Once upon a time, at the dawn of the electronic age, Mark Reeder ran away to join the circus. He never came home again.

Frustrated by the stale new wave scene in late 1970s Manchester, the then 20-year-old Reeder quit his dead-end record store job and his sideline playing bass in The Frantic Elevators, Mick Hucknall’s pre-Simply Red punk band. He then set off for the Bowie-endorsed bohemian enclave of West Berlin in search of rare vinyl, cool people and arty-party adventures. Four decades later, he is still there, a born-again Berliner and founding father of the city’s thriving electronica scene.

Sitting on the terrace of an elegant cafe in Berlin’s perennially shabby chic Kreuzberg district, Reeder can still recall the drizzly night he first arrived in his adopted home city. Hitch-hiking through the depressingly drab East German autobahn corridor that once linked the island citadel to the rest of western Europe, he remembers Berlin’s magical orange glow lighting up the sky ahead. Once he was safely through the grim border checkpoint, he immediately lucked out when friends offered him a palatial free apartment in a grand old building that was scheduled for demolition. It was the start of a love affair with the city that has lasted more than four decades.

Back in 1978, Reeder’s corner of Schöneberg in south-west Berlin was an alluringly grungy pre-gentrification landscape of graffiti-scrawled walls, bombed-out tenement squats, seedy clubs and transvestite bars.
“Berlin resembled nothing like anywhere I’d even been before,” he says. “It was brilliant, it was totally ‘Cabaret’. There were lots of trendy locals and I was thinking to myself, ‘These blokes could all be war criminals dressed up as women, just hanging out every Saturday night’. It would never have occurred to anyone. I could have seen Hermann Göring hanging out there.”

A natural networker with a nose for emerging scenes and an attention-grabbing fetish for military uniforms, Reeder soon began to make his mark on the Berlin underground, just as he had done in post-punk Manchester.

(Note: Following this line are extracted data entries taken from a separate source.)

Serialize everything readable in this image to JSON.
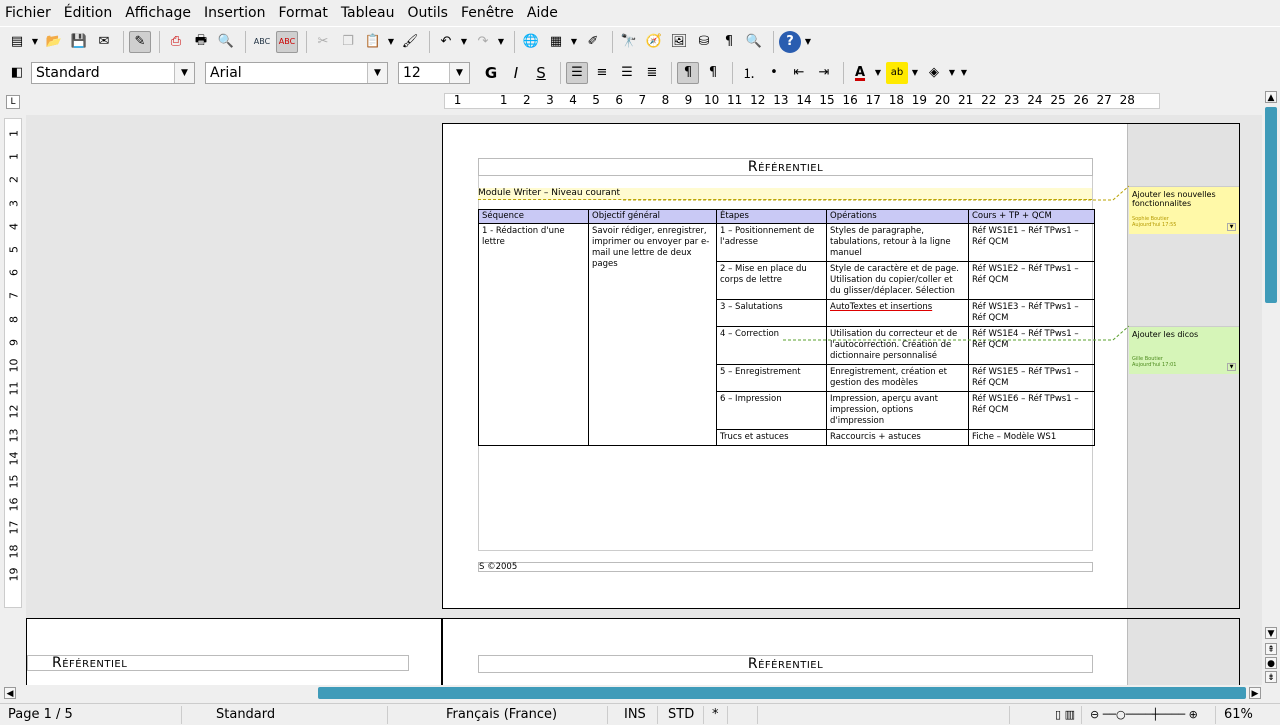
{
  "menu": [
    {
      "label": "Fichier"
    },
    {
      "label": "Édition"
    },
    {
      "label": "Affichage"
    },
    {
      "label": "Insertion"
    },
    {
      "label": "Format"
    },
    {
      "label": "Tableau"
    },
    {
      "label": "Outils"
    },
    {
      "label": "Fenêtre"
    },
    {
      "label": "Aide"
    }
  ],
  "format_bar": {
    "style": "Standard",
    "font": "Arial",
    "size": "12",
    "bold": "G",
    "italic": "I",
    "underline": "S"
  },
  "ruler": {
    "h_numbers": [
      "1",
      "",
      "1",
      "2",
      "3",
      "4",
      "5",
      "6",
      "7",
      "8",
      "9",
      "10",
      "11",
      "12",
      "13",
      "14",
      "15",
      "16",
      "17",
      "18",
      "19",
      "20",
      "21",
      "22",
      "23",
      "24",
      "25",
      "26",
      "27",
      "28"
    ],
    "v_numbers": [
      "1",
      "1",
      "2",
      "3",
      "4",
      "5",
      "6",
      "7",
      "8",
      "9",
      "10",
      "11",
      "12",
      "13",
      "14",
      "15",
      "16",
      "17",
      "18",
      "19"
    ]
  },
  "document": {
    "header_title": "Référentiel",
    "module_line": "Module Writer – Niveau courant",
    "table": {
      "headers": [
        "Séquence",
        "Objectif général",
        "Étapes",
        "Opérations",
        "Cours + TP + QCM"
      ],
      "sequence": "1 - Rédaction d'une lettre",
      "objective": "Savoir rédiger, enregistrer, imprimer ou envoyer par e-mail une lettre de deux pages",
      "rows": [
        {
          "step": "1 – Positionnement de l'adresse",
          "ops": "Styles de paragraphe, tabulations, retour à la ligne manuel",
          "ref": "Réf WS1E1 – Réf TPws1 – Réf QCM"
        },
        {
          "step": "2 – Mise en place du corps de lettre",
          "ops": "Style de caractère et de page. Utilisation du copier/coller et du glisser/déplacer. Sélection",
          "ref": "Réf WS1E2 – Réf TPws1 – Réf QCM"
        },
        {
          "step": "3 – Salutations",
          "ops": "AutoTextes et insertions",
          "ref": "Réf WS1E3 – Réf TPws1 – Réf QCM"
        },
        {
          "step": "4 – Correction",
          "ops": "Utilisation du correcteur et de l'autocorrection. Création de dictionnaire personnalisé",
          "ref": "Réf WS1E4 – Réf TPws1 – Réf QCM"
        },
        {
          "step": "5 – Enregistrement",
          "ops": "Enregistrement, création et gestion des modèles",
          "ref": "Réf WS1E5 – Réf TPws1 – Réf QCM"
        },
        {
          "step": "6 – Impression",
          "ops": "Impression, aperçu avant impression,  options d'impression",
          "ref": "Réf WS1E6 – Réf TPws1 – Réf QCM"
        },
        {
          "step": "Trucs et astuces",
          "ops": "Raccourcis + astuces",
          "ref": "Fiche – Modèle WS1"
        }
      ]
    },
    "footer_text": "S ©2005",
    "comments": [
      {
        "text": "Ajouter les nouvelles fonctionnalites",
        "author": "Sophie Boutier",
        "time": "Aujourd'hui 17:55",
        "color": "#fff9a8"
      },
      {
        "text": "Ajouter les dicos",
        "author": "Gille Boutier",
        "time": "Aujourd'hui 17:01",
        "color": "#d6f5b8"
      }
    ]
  },
  "status": {
    "page": "Page 1 / 5",
    "style": "Standard",
    "language": "Français (France)",
    "ins": "INS",
    "std": "STD",
    "modified": "*",
    "zoom": "61%"
  }
}
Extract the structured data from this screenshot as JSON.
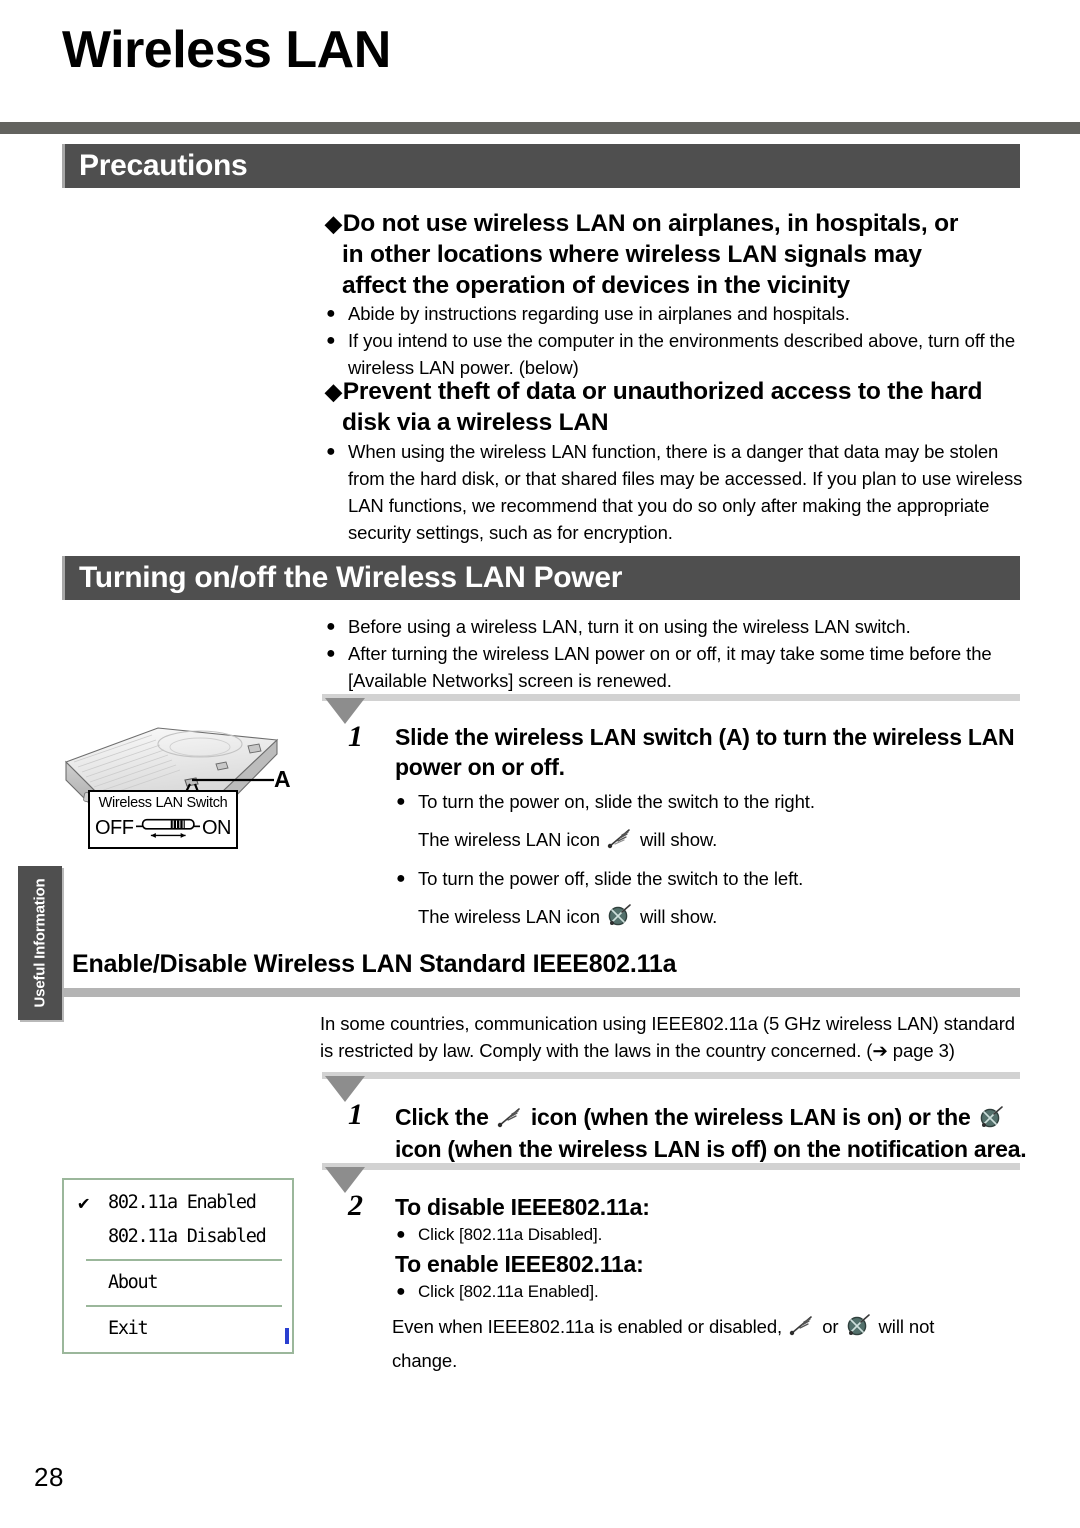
{
  "page": {
    "title": "Wireless LAN",
    "number": "28",
    "side_tab": "Useful Information"
  },
  "sections": {
    "precautions": {
      "heading": "Precautions",
      "items": [
        {
          "diamond": "◆",
          "heading_lines": [
            "Do not use wireless LAN on airplanes, in hospitals, or",
            "in other locations where wireless LAN signals may",
            "affect the operation of devices in the vicinity"
          ],
          "bullets": [
            "Abide by instructions regarding use in airplanes and hospitals.",
            "If you intend to use the computer in the environments described above, turn off the wireless LAN power. (below)"
          ]
        },
        {
          "diamond": "◆",
          "heading_lines": [
            "Prevent theft of data or unauthorized access to the hard",
            "disk via a wireless LAN"
          ],
          "bullets": [
            "When using the wireless LAN function, there is a danger that data may be stolen from the hard disk, or that shared files may be accessed. If you plan to use wireless LAN functions, we recommend that you do so only after making the appropriate security settings, such as for encryption."
          ]
        }
      ]
    },
    "turning_power": {
      "heading": "Turning on/off the Wireless LAN Power",
      "intro_bullets": [
        "Before using a wireless LAN, turn it on using the wireless LAN switch.",
        "After turning the wireless LAN power on or off, it may take some time before the [Available Networks] screen is renewed."
      ],
      "step1": {
        "number": "1",
        "title_lines": [
          "Slide the wireless LAN switch (A) to turn the wireless LAN",
          "power on or off."
        ],
        "bullet_on": "To turn the power on, slide the switch to the right.",
        "note_on_pre": "The wireless LAN icon",
        "note_on_post": "will show.",
        "bullet_off": "To turn the power off, slide the switch to the left.",
        "note_off_pre": "The wireless LAN icon",
        "note_off_post": "will show."
      },
      "figure": {
        "callout_letter": "A",
        "callout_title": "Wireless LAN Switch",
        "switch_off_label": "OFF",
        "switch_on_label": "ON"
      }
    },
    "enable_disable": {
      "heading": "Enable/Disable Wireless LAN Standard IEEE802.11a",
      "intro_lines": [
        "In some countries, communication using IEEE802.11a (5 GHz wireless LAN) standard",
        "is restricted by law. Comply with the laws in the country concerned. (➔ page 3)"
      ],
      "step1": {
        "number": "1",
        "line1_a": "Click the",
        "line1_b": "icon (when the wireless LAN is on) or the",
        "line2": "icon (when the wireless LAN is off) on the notification area."
      },
      "step2": {
        "number": "2",
        "disable_title": "To disable IEEE802.11a:",
        "disable_bullet": "Click [802.11a Disabled].",
        "enable_title": "To enable IEEE802.11a:",
        "enable_bullet": "Click [802.11a Enabled].",
        "note_a": "Even when IEEE802.11a is enabled or disabled,",
        "note_or": "or",
        "note_b": "will not",
        "note_c": "change."
      },
      "context_menu": {
        "checkmark": "✔",
        "items": [
          "802.11a Enabled",
          "802.11a Disabled",
          "About",
          "Exit"
        ]
      }
    }
  },
  "icons": {
    "wlan_on": "wireless-lan-on-icon",
    "wlan_off": "wireless-lan-off-icon",
    "bullet": "●",
    "diamond": "◆",
    "arrow_right": "➔"
  },
  "colors": {
    "header_bar": "#4f4f4f",
    "title_rule": "#63635f",
    "sub_rule": "#b4b4b4",
    "step_rule": "#d2d2d2",
    "step_triangle": "#8d8d8d",
    "menu_border": "#9bb79b"
  }
}
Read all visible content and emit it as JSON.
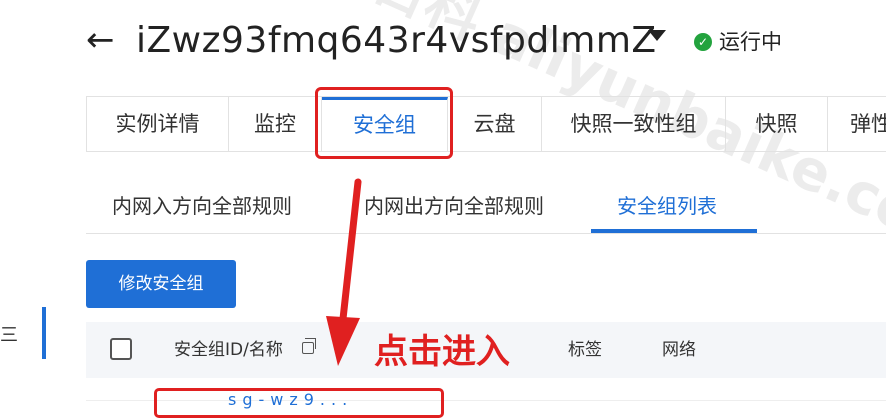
{
  "header": {
    "back_glyph": "←",
    "instance_id": "iZwz93fmq643r4vsfpdlmmZ",
    "status": "运行中",
    "status_color": "#23a33e"
  },
  "tabs": [
    {
      "label": "实例详情"
    },
    {
      "label": "监控"
    },
    {
      "label": "安全组",
      "active": true
    },
    {
      "label": "云盘"
    },
    {
      "label": "快照一致性组"
    },
    {
      "label": "快照"
    },
    {
      "label": "弹性"
    }
  ],
  "subtabs": [
    {
      "label": "内网入方向全部规则"
    },
    {
      "label": "内网出方向全部规则"
    },
    {
      "label": "安全组列表",
      "active": true
    }
  ],
  "actions": {
    "modify_label": "修改安全组"
  },
  "table": {
    "columns": [
      "安全组ID/名称",
      "标签",
      "网络"
    ],
    "partial_row_text": "sg-wz9..."
  },
  "annotation": {
    "text": "点击进入",
    "color": "#e02020"
  },
  "sidebar": {
    "glyph": "三"
  },
  "watermark": {
    "text": "阿里云百科 aliyunbaike.com"
  },
  "colors": {
    "accent": "#1f6fd6",
    "highlight": "#e02020"
  }
}
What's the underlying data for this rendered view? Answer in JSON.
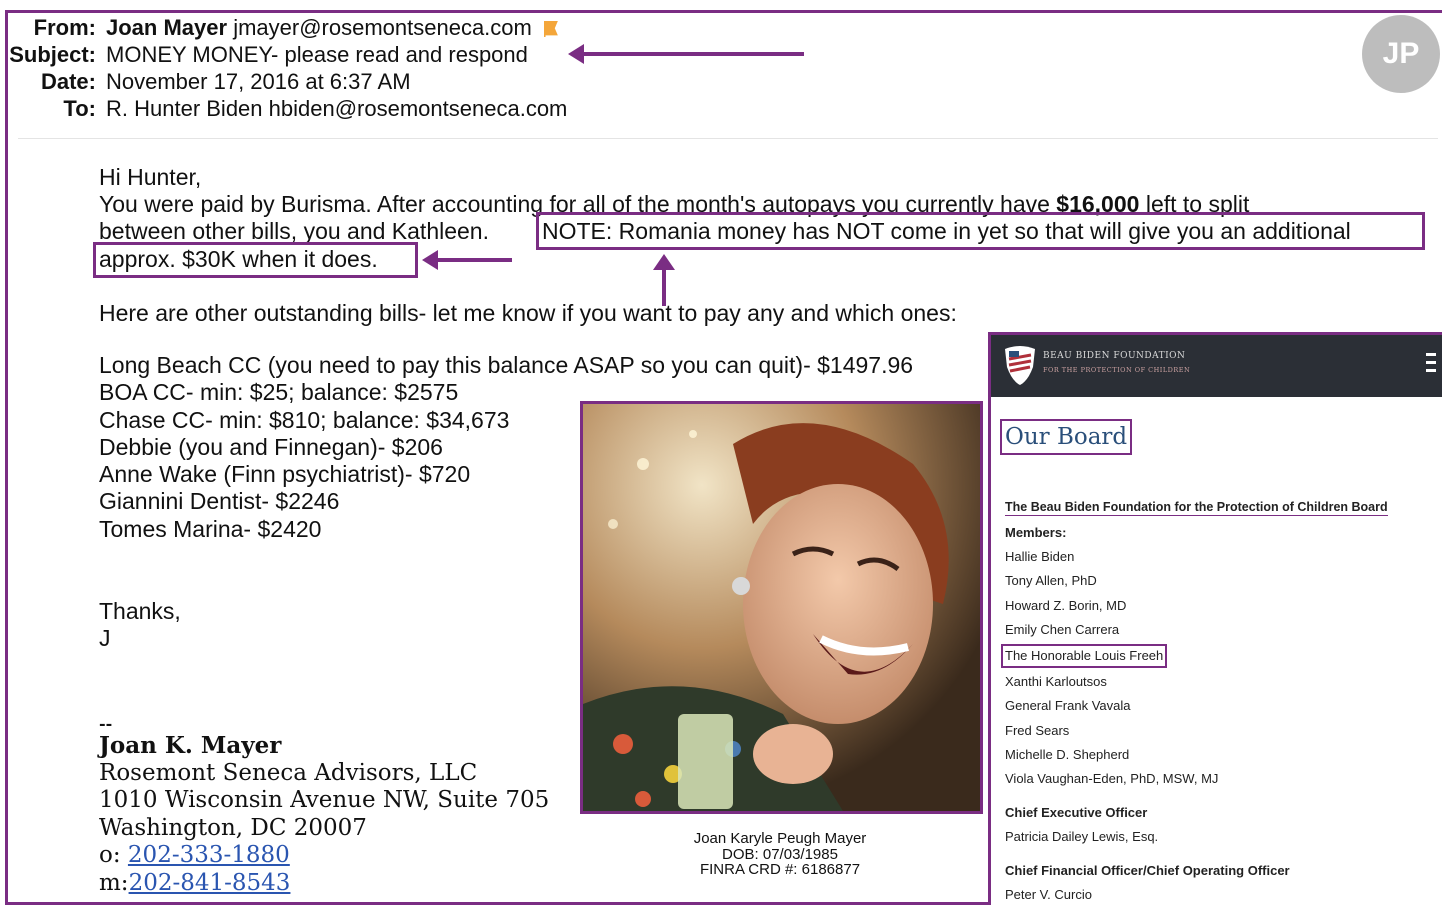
{
  "header": {
    "from_label": "From:",
    "from_name": "Joan Mayer",
    "from_email": "jmayer@rosemontseneca.com",
    "subject_label": "Subject:",
    "subject": "MONEY MONEY- please read and respond",
    "date_label": "Date:",
    "date": "November 17, 2016 at 6:37 AM",
    "to_label": "To:",
    "to_name": "R. Hunter Biden",
    "to_email": "hbiden@rosemontseneca.com",
    "avatar_initials": "JP"
  },
  "body": {
    "greeting": "Hi Hunter,",
    "p1a": "You were paid by Burisma. After accounting for all of the month's autopays you currently have ",
    "p1_amount": "$16,000",
    "p1b": " left to split",
    "p2": "between other bills, you and Kathleen.",
    "note": "NOTE: Romania money has NOT come in yet so that will give you an additional",
    "p3": "approx. $30K when it does.",
    "bills_intro": "Here are other outstanding bills- let me know if you want to pay any and which ones:",
    "bills": [
      "Long Beach CC (you need to pay this balance ASAP so you can quit)- $1497.96",
      "BOA CC- min: $25; balance: $2575",
      "Chase CC- min: $810; balance: $34,673",
      "Debbie (you and Finnegan)- $206",
      "Anne Wake (Finn psychiatrist)- $720",
      "Giannini Dentist- $2246",
      "Tomes Marina- $2420"
    ],
    "thanks": "Thanks,",
    "initial": "J"
  },
  "signature": {
    "dashes": "--",
    "name": "Joan K. Mayer",
    "company": "Rosemont Seneca Advisors, LLC",
    "address1": "1010 Wisconsin Avenue NW, Suite 705",
    "address2": "Washington, DC 20007",
    "office_label": "o: ",
    "office_phone": "202-333-1880",
    "mobile_label": "m:",
    "mobile_phone": "202-841-8543"
  },
  "photo_caption": {
    "line1": "Joan Karyle Peugh Mayer",
    "line2": "DOB: 07/03/1985",
    "line3": "FINRA CRD #: 6186877"
  },
  "website": {
    "logo_title": "BEAU BIDEN FOUNDATION",
    "logo_sub": "FOR THE PROTECTION OF CHILDREN",
    "page_title": "Our Board",
    "board_heading": "The Beau Biden Foundation for the Protection of Children Board",
    "members_label": "Members:",
    "members": [
      "Hallie Biden",
      "Tony Allen, PhD",
      "Howard Z. Borin, MD",
      "Emily Chen Carrera",
      "The Honorable Louis Freeh",
      "Xanthi Karloutsos",
      "General Frank Vavala",
      "Fred Sears",
      "Michelle D. Shepherd",
      "Viola Vaughan-Eden, PhD, MSW, MJ"
    ],
    "ceo_label": "Chief Executive Officer",
    "ceo": "Patricia Dailey Lewis, Esq.",
    "cfo_label": "Chief Financial Officer/Chief Operating Officer",
    "cfo": "Peter V. Curcio"
  },
  "colors": {
    "accent": "#7a2d83",
    "link": "#2a55b0",
    "site_bar": "#2b2f36",
    "site_title": "#2a4f7a"
  }
}
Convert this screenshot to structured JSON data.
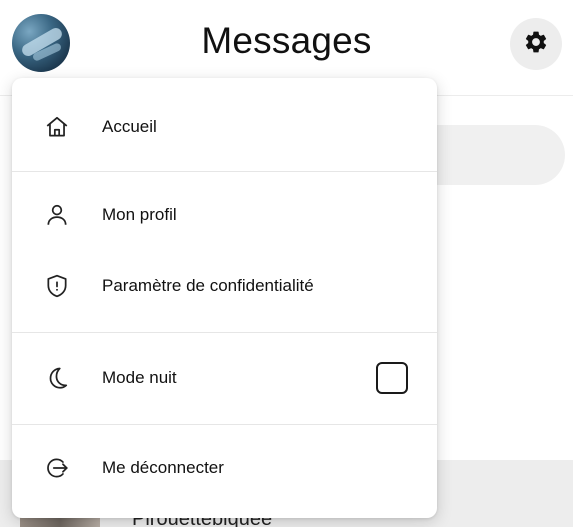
{
  "header": {
    "title": "Messages",
    "avatar_icon": "profile-photo",
    "settings_icon": "gear-icon"
  },
  "menu": {
    "items": [
      {
        "label": "Accueil",
        "icon": "home-icon"
      },
      {
        "label": "Mon profil",
        "icon": "user-icon"
      },
      {
        "label": "Paramètre de confidentialité",
        "icon": "shield-icon"
      },
      {
        "label": "Mode nuit",
        "icon": "moon-icon",
        "checked": false
      },
      {
        "label": "Me déconnecter",
        "icon": "logout-icon"
      }
    ]
  },
  "background": {
    "conversation_name": "Pirouettebiquée"
  },
  "colors": {
    "accent": "#111111",
    "menu_bg": "#ffffff",
    "divider": "#e6e6e6",
    "button_bg": "#ededed"
  }
}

Besides mixing with future cult music icons like Gudrun Gut, Blixa Bargeld, Nick Cave and WestBam, he befriended club owners, label bosses, visual artists, fashion designers, writers, filmmakers, junkies, political dissidents and Cold War spies.

“It was like one big band,” recalls Reeder. “We were all doing different things within this little group of people… but it was all interconnected.”

Mark Reeder came to West Berlin just as David Bowie’s epochal Berlin Trilogy helped transform the city into a byword for visionary avant-rock reinvention. Countless more musicians would follow in the Thin White Duke’s footsteps in the 1980s and 1990s, recording and living in the city. Reeder was not exactly a Bowie acolyte, but both these culturally curious English exiles were drawn to Berlin by a shared love of German art rock and electronica.

“It wasn’t the reason, but it was probably a factor,” says Reeder. “I’d been fascinated with krautrock from the early 70s, the kind of records that were impossible to get, you could only read about them in the music press. And then suddenly Kraftwerk became a pop band when they appeared on ‘Top Of The Pops’. They seemed to take something like Tangerine Dream onto a completely different level.”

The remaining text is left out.